Já muito antes de Óscar Niemeyer a forma parabólica foi imensamente empregada, tanto em obras de arquitectura religiosa como em de arquitectura civil, tais como grandes silos, coberturas de piscinas, pontes, gares, etc... enfim, em todos os casos em que se pretendia vencer grandes vãos em betão armado, com a maior economia e elegância.
- Teve algum ponto de vista estético, determinado, a atingir, ou procurou, pura e simplesmente, integrar-se no movimento arquitectónico contemporâneo?
- Na minha vida de arquitecto bastos e complexos problemas passaram por mim e confesso que, o que mais me torturou foi o da concepção de uma igreja. Porquê?...
Pela pureza e simplicidade do tema que, há perto de 2000 anos, tem sido tratado por tantos mestres da arquitectura. Nada mais difícil na arquitectura que ser-se simples.
Em primeiro lugar, o projecto de uma igreja, quanto ao ponto de vista funcional, é bastante reduzido, pois o fim em vista é bem singelo:
Um recinto em que os fiéis possam assistir ao culto que se celebra no altar, ficando este em evidência.
Resta-nos a segunda parte a atingir numa obra de arquitectura: a parte estética e espiritual; e estas, neste caso, são o grande problema, senão mesmo o problema total!
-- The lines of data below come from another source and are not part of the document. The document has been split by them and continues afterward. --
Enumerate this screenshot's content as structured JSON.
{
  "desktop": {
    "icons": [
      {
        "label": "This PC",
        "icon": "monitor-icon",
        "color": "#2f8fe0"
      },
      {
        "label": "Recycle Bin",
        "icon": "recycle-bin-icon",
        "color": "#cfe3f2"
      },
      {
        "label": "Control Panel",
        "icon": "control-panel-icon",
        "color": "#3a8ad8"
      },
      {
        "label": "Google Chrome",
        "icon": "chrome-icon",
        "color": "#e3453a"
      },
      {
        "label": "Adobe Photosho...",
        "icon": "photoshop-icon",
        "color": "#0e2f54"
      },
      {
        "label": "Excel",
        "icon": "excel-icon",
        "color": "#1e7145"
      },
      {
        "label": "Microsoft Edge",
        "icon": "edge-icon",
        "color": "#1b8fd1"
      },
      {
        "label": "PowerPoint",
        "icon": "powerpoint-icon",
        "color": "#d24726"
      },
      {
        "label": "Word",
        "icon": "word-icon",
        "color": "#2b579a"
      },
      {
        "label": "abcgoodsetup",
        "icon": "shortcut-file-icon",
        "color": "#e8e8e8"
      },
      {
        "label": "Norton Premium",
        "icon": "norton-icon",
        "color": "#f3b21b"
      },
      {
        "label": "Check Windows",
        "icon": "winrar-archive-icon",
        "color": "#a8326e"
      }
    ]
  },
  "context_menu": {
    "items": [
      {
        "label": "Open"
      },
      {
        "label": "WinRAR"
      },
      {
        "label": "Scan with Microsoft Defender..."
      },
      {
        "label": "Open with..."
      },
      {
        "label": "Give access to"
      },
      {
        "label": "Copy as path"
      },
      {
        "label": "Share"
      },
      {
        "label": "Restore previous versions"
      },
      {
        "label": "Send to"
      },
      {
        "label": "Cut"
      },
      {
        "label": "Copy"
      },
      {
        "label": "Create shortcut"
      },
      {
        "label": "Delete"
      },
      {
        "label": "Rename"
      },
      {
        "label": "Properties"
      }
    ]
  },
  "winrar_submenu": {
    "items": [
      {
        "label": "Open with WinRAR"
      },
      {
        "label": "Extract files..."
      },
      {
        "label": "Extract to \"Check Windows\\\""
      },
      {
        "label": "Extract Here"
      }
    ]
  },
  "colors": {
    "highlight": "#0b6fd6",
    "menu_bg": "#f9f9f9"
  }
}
Com os elementos abstractos de que dispõe a arquitectura (linhas, planos, volumes e cores), fazer Arte tão pura e tão simples como a pureza do cristianismo, foi a meta que pretendi atingir.
- Tem já delineada a parte decorativa da obra? Com que colaboradores conta?
- Não poderia deixar de ter!
Ao conceber esta igreja, pretendi que ela fosse a síntese das três artes maiores: arquitectura, pintura e escultura.
Como síntese, está a parte decorativa intimamente ligada com o todo. Aliás, a decoração, não deve ser mais que a consequência lógica da concepção arquitectónica da obra.
A decoração não deve ser postiça, nem com ela fazer-se obra de «camuflagem», nem, muito menos, ser um recurso para valorizar a Arquitectura.
Deve apenas, ser parte integrante do conjunto, com princípio e fim!
Na estatuária espero que seja Arlindo Rocha; na pintura (cerâmica policromada) e vitrais, Jorge Garizo do Carmo. Espero também aplicar frescos na Capela Mor, mas o problema económico é possível que condicione a realização total desta minha pretensão. Se assim for, espero, no entanto, que, com o tempo, se consiga ir concluindo o enriquecimento do património artístico previsto para a sua total harmonia e equilíbrio decorativo.
- Acredita que se possa estruturar, na Província, uma arquitectura especialmente religiosa, honesta e verdadeira»?
- É com o maior prazer profissional que verifico existir, por parte das entidades responsáveis pela orientação artística das edificações religiosas, verdadeira compreensão do grande movimento arquitectónico contemporâneo.
Com mentores desta craveira e com a nossa boa vontade em acertar, estou certo que algo de proveitoso se há-de conseguir.
O que se passa para o Norte e para o Sul da província não sei, mas cá por Manica e Sofala e pela Zambézia, não tenho dúvidas pois o equilíbrio com que estes problemas estão a ser vistos, posso afirmá-lo, são garantia de uma arquitectura «honesta e verdadeira».